O loiro acabou por rir.
- E você precisa? – Sua expressão ficou séria de repente.
- O quê?
- Você precisa voltar pra Rozan. – Não foi uma pergunta. - Por quê?
- Eu... Eu cresci lá. – Tentou, meio confuso. – Eu não sei... Eu só, não tenho porque ficar.
- Oh. – Hyoga o empurrou com mais força do que pretendia. – Obrigado. – Debochou e andou rapidamente de volta para o quarto mas sentiu seu braço ser puxado de volta.
Isso tudo era estúpido, ele era estúpido não só pelo que sentia mas pelo que acabara de falar. Não fizera nenhum sentido, ele nunca se declarara nem nada, não tinha porque Shiryu saber e corresponder a seus sentimentos. Não tinha lhe dado nenhum motivo para ficar, nenhum. Então por que estava tão zangado?

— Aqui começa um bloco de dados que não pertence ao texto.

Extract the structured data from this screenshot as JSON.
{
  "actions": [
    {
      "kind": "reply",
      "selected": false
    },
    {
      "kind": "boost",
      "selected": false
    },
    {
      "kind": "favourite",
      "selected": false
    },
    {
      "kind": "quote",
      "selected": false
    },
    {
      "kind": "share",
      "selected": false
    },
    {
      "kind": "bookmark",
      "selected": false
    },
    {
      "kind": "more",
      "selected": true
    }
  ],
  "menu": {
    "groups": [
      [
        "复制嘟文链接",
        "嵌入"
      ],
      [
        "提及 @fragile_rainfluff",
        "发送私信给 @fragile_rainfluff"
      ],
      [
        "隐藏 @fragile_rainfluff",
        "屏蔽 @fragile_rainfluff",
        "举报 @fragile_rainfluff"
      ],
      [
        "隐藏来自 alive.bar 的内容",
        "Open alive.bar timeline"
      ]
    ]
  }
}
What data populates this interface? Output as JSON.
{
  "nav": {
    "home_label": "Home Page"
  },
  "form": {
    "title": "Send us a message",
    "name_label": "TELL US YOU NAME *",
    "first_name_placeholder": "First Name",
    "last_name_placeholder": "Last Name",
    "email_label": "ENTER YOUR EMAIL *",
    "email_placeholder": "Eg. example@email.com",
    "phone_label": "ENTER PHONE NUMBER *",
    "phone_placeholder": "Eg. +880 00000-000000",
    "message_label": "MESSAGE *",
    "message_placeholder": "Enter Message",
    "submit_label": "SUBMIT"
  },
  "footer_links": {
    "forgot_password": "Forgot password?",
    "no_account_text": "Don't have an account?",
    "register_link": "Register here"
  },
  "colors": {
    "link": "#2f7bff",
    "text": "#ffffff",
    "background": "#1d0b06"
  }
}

- Solte-me. – Explicou entre os dentes.
- Olhe, Hyoga...
- Não, tudo bem. – Balançou a cabeça e tentou relaxar os músculos, respirando fundo. – Esqueça. Eu fui um idiota.
- Eu não entendi.
- Nem eu. Eu não entendo. – Era verdade. – Você pode... Soltar minha mão agora?
- Sim, claro. – Shiryu parecia extremamente desconfortável. – Mas... Não vá embora. - Quase suplicou.
- O que você realmente quer, Shiryu? – Sua voz falhou por um minuto, não querendo de verdade ouvir a resposta.
- Eu quero reformular. Eu não tenho motivo pra ficar, ainda. – Adicionou, olhando pra baixo. Quando finalmente levantou o rosto, mergulhou no azul dos olhos de Hyoga fixados nos deles. – O quê?
- Você quer um motivo? – Seus lábios dançavam perigosamente perto dos do moreno, quase como se estivesse zombando. – Eu vou te dar um... – Não conseguiu terminar a frase.
Shiryu tomou a boca de Hyoga com a sua, primeiro gentilmente, como se não tivesse certeza do que estava fazendo. Decidiu simplesmente experimentar, provar, tentar. – Eu quero tentar. – Sussurrou-lhe, as mãos subindo pelo pescoço do loiro, os polegares desenhavam pequenos círculos na pele macia do outro.
Hyoga não ouviu, as batidas de seu coração estavam tão altas que o ensurdeceu completamente mas mesmo assim ele riu.
- Parece que não vou mais sentir tanta falta assim da adrenalina.